Die vergangenen Monate waren recht aufreibend für uns. Der Sommer wurde zur Dürre, beinahe die gesamte Vegetationsperiode über fielen keine Niederschläge. Das Getreide reifte ungewöhnlich früh ab und konnte so an manchen Stellen gerade einmal die Hälfte der gewohnten Erträge bringen. Die Milchviehbetriebe fürchten um eine in Menge und Qualität ausreichende Futterversorgung ihrer Tiere im kommenden Jahr durch geringe Maiserträge und ausgefallene Grasernten. Und auch der Gemüsebau, der auf Lembecks Feldern eine wichtige Rolle spielt, erfolgte unter schwierigen Bedingungen nur durch den pausenlosen Einsatz der Beregnungsanlagen.

So kommt dem anstehenden Erntedankfest in diesem Jahr eine ganz besondere Bedeutung zu.

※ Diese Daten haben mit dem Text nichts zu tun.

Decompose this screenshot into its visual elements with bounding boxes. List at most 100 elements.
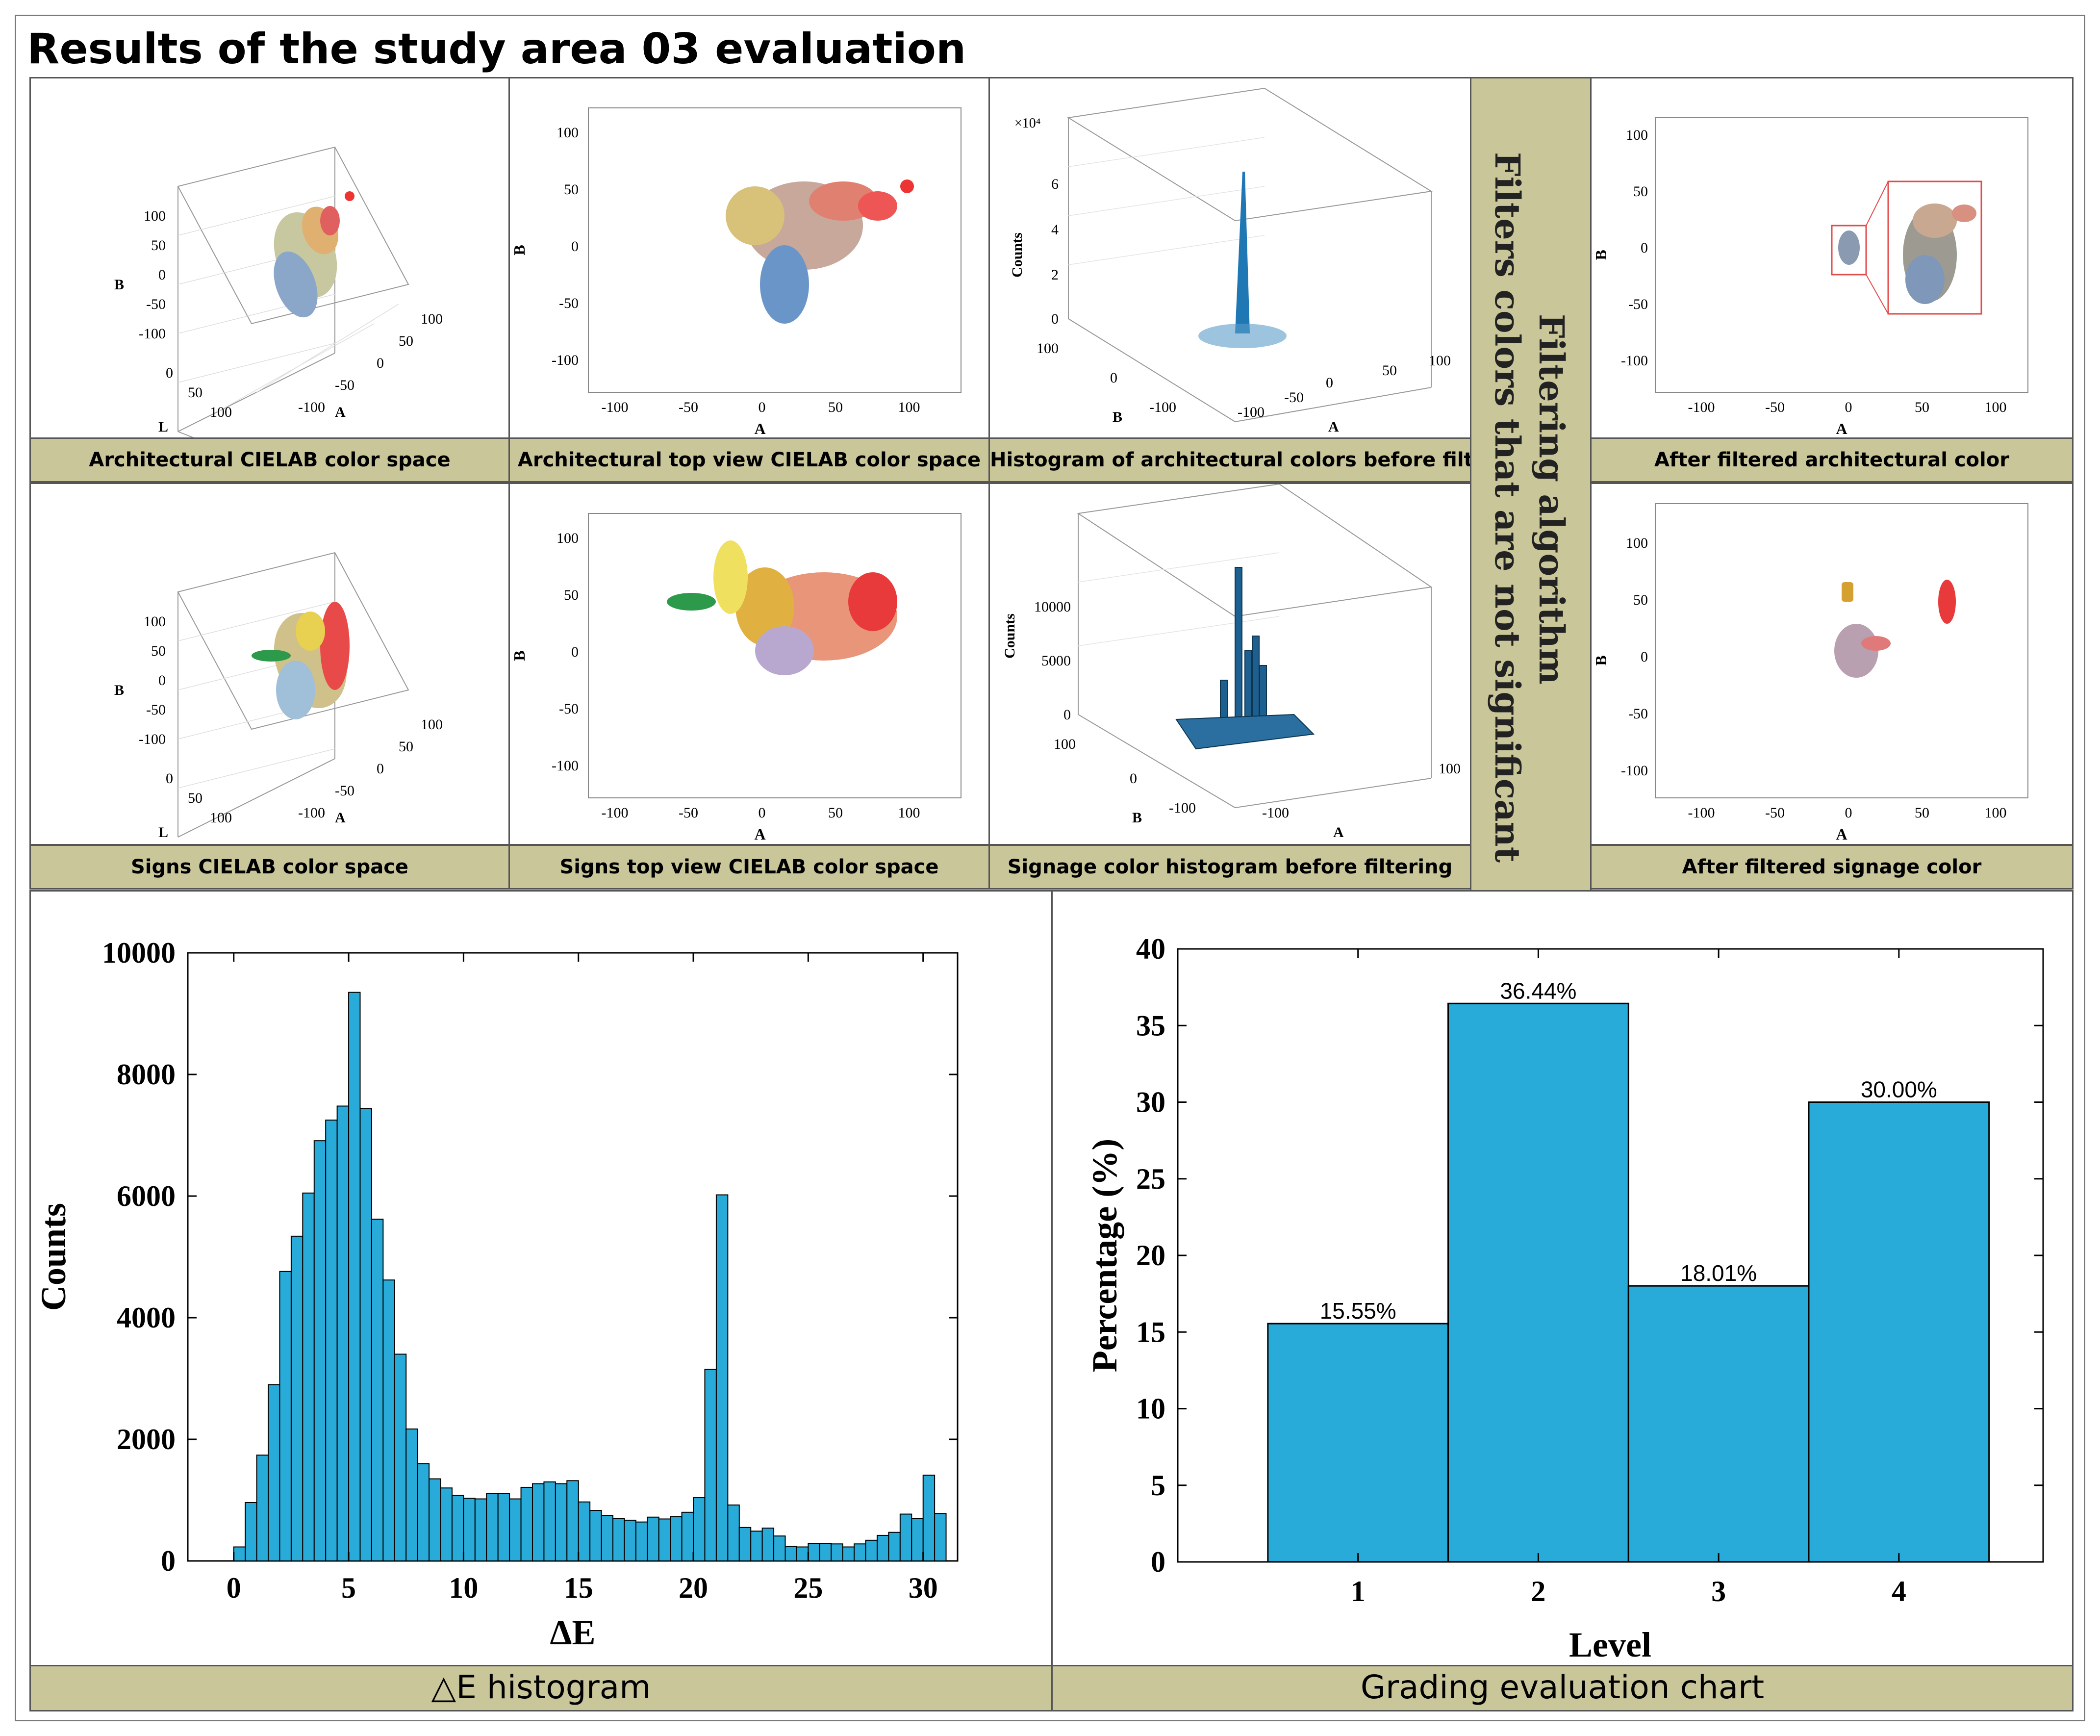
grade-ytick-label: 35: [1136, 1009, 1165, 1042]
sign-hist-b-tick: 0: [1130, 770, 1137, 787]
top-x-tick: 50: [828, 805, 843, 821]
de-bar: [681, 1511, 694, 1562]
top-y-tick: -100: [552, 352, 579, 368]
de-bar: [371, 1219, 384, 1561]
arch-hist-ylabel: Counts: [1009, 232, 1025, 278]
de-bar: [808, 1543, 820, 1562]
de-xlabel: ΔE: [550, 1613, 595, 1652]
de-bar: [658, 1518, 671, 1561]
de-bar: [704, 1369, 717, 1562]
cube-axis-b: B: [114, 277, 124, 293]
grading-panel: 15.55% 36.44% 18.01% 30.00% 1 2 3 4 0 5 10 15 20 25…: [1051, 890, 2074, 1666]
de-bar: [693, 1497, 706, 1562]
cube-b-tick: -50: [146, 296, 166, 312]
de-xtick-label: 0: [227, 1572, 241, 1604]
after-y-tick: 50: [1633, 183, 1648, 200]
arch-hist-z-tick: 4: [1051, 222, 1059, 238]
cube-b-tick: -100: [139, 731, 166, 747]
after-x-tick: -100: [1688, 805, 1715, 821]
after-axis-b: B: [1592, 655, 1610, 665]
de-bar: [543, 1481, 556, 1562]
cube-b-tick: 100: [144, 208, 166, 224]
de-bar: [256, 1455, 269, 1561]
cube-a-tick: 100: [421, 716, 443, 733]
arch-hist-a-tick: -50: [1284, 389, 1304, 406]
sign-after-cloud: [1834, 580, 1956, 678]
after-axis-a: A: [1836, 420, 1847, 437]
arch-hist-a-tick: 100: [1429, 353, 1451, 369]
arch-hist-b-tick: 100: [1037, 340, 1059, 357]
caption-arch-after: After filtered architectural color: [1590, 437, 2074, 483]
cube-axis-l: L: [158, 824, 168, 841]
de-bar: [440, 1487, 453, 1561]
de-ytick-label: 6000: [117, 1180, 176, 1212]
arch-hist-z-tick: 2: [1051, 267, 1059, 283]
caption-sign-cielab: Signs CIELAB color space: [29, 844, 510, 890]
de-bar: [555, 1483, 568, 1562]
de-bar: [578, 1501, 591, 1561]
de-bar: [325, 1120, 338, 1561]
filter-box: Filtering algorithm Filters colors that …: [1470, 77, 1592, 892]
after-y-tick: -50: [1628, 706, 1648, 722]
de-bar: [589, 1510, 602, 1561]
de-bar: [531, 1483, 545, 1562]
cube-l-tick: 100: [210, 810, 232, 826]
grade-bar: [1447, 1002, 1629, 1563]
de-bar: [831, 1543, 843, 1562]
de-bar: [819, 1543, 832, 1562]
grade-xtick-label: 3: [1711, 1575, 1726, 1608]
sign-hist-axis-a: A: [1333, 824, 1344, 841]
de-bar: [463, 1498, 476, 1562]
top-x-tick: 0: [759, 399, 766, 415]
de-bar: [911, 1518, 924, 1561]
de-bar: [394, 1353, 407, 1562]
cube-b-tick: 0: [158, 672, 166, 689]
sign-hist-panel: 10000 5000 0 100 0 -100 -100 100 Counts …: [988, 483, 1471, 845]
de-xtick-label: 20: [679, 1572, 708, 1604]
after-axis-b: B: [1592, 250, 1610, 260]
grading-chart: 15.55% 36.44% 18.01% 30.00% 1 2 3 4 0 5 10 15 20 25…: [1085, 933, 2044, 1664]
grade-ytick-label: 25: [1136, 1163, 1165, 1195]
caption-de-hist: △E histogram: [29, 1665, 1053, 1711]
sign-hist-b-tick: 100: [1054, 736, 1076, 752]
top-x-tick: 100: [898, 805, 920, 821]
top-axis-a: A: [754, 420, 765, 437]
de-ytick-label: 4000: [117, 1302, 176, 1334]
de-bar: [750, 1531, 763, 1561]
de-bar: [670, 1516, 683, 1561]
arch-top-panel: -100 -50 0 50 100 100 50 0 -50 -100 A B: [508, 77, 990, 439]
de-bar: [520, 1486, 533, 1561]
de-hist-panel: 0 5 10 15 20 25 30 0 2000 4000 6000 8000 10000 ΔE C…: [29, 890, 1053, 1666]
de-bar: [865, 1539, 878, 1561]
grade-bar: [1267, 1323, 1449, 1563]
de-bar: [336, 1105, 350, 1562]
arch-hist-z-tick: 0: [1051, 311, 1059, 327]
de-bar: [451, 1495, 464, 1561]
grade-xtick-label: 4: [1892, 1575, 1906, 1608]
arch-hist-b-tick: -100: [1149, 399, 1176, 415]
de-xtick-label: 5: [341, 1572, 356, 1604]
sign-after-plot: -100 -50 0 50 100 100 50 0 -50 -100 A B: [1592, 503, 2028, 843]
filter-line1: Filtering algorithm: [1531, 314, 1572, 685]
after-x-tick: -50: [1765, 805, 1785, 821]
grade-ytick-label: 10: [1136, 1393, 1165, 1425]
de-bar: [417, 1463, 430, 1561]
top-axis-b: B: [510, 650, 528, 661]
arch-cielab-panel: 100 50 0 -50 -100 0 50 100 100 50 0 -50 …: [29, 77, 510, 439]
cube-axis-l: L: [158, 419, 168, 435]
cube-b-tick: -100: [139, 326, 166, 342]
arch-hist-a-tick: 50: [1382, 362, 1397, 379]
cube-l-tick: 0: [166, 365, 173, 381]
page-title: Results of the study area 03 evaluation: [27, 25, 966, 74]
top-x-tick: -50: [679, 805, 698, 821]
after-axis-a: A: [1836, 825, 1847, 843]
sign-hist-z-tick: 10000: [1034, 599, 1071, 615]
de-xtick-label: 25: [793, 1572, 823, 1604]
cube-axis-a: A: [335, 810, 346, 826]
de-bar: [784, 1546, 797, 1561]
de-ytick-label: 8000: [117, 1058, 176, 1091]
cube-a-tick: 0: [377, 761, 384, 777]
de-bar: [796, 1546, 809, 1561]
after-y-tick: -100: [1621, 353, 1648, 369]
de-bar: [624, 1519, 636, 1562]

Tagebuch eines Spinatfeldes Teil 3 – Pflanzenschutz

20.11.2017In den letzten Tagebucheinträgen haben wir über die Aussaat und die Düngung im Spinatanbau berichtet, nun folgt das Thema Unkrautregulierung durch Pflanzenschutz. Doch was sind Unkräuter überhaupt? Dabei handelt es sich um Pflanzen, die mehr schaden als nützen, bzw. die das Unerwünscht sein in Kulturpflanzenbeständen zum Ausdruck bringen.

Das Unkraut steht in Konkurrenz zum Spinat, indem es Licht, Wasser und Nährstoffe für sich in Anspruch nimmt. Dies führt wiederum zu negativen Ertragseffekten und Qualitätseinbußen. Im Bild 1 könnt Ihr eine kleine Unkrautpflanze sehen. Deshalb fährt Bernd nicht sofort mit der Feldspritze los, sondern er geht nach dem Schadschwellenprinzip vor. Das bedeutet, Pflanzenschutzmittel werden nur dann eingesetzt, wenn es die Situation, z.B. bei einen sehr hohen Befall an einer bestimmten Unkrautpflanze dringend erfordert. Dabei lautet das Prinzip der Aufwandmenge grundsätzlich: „So viel wie nötig, so wenig wie möglich“.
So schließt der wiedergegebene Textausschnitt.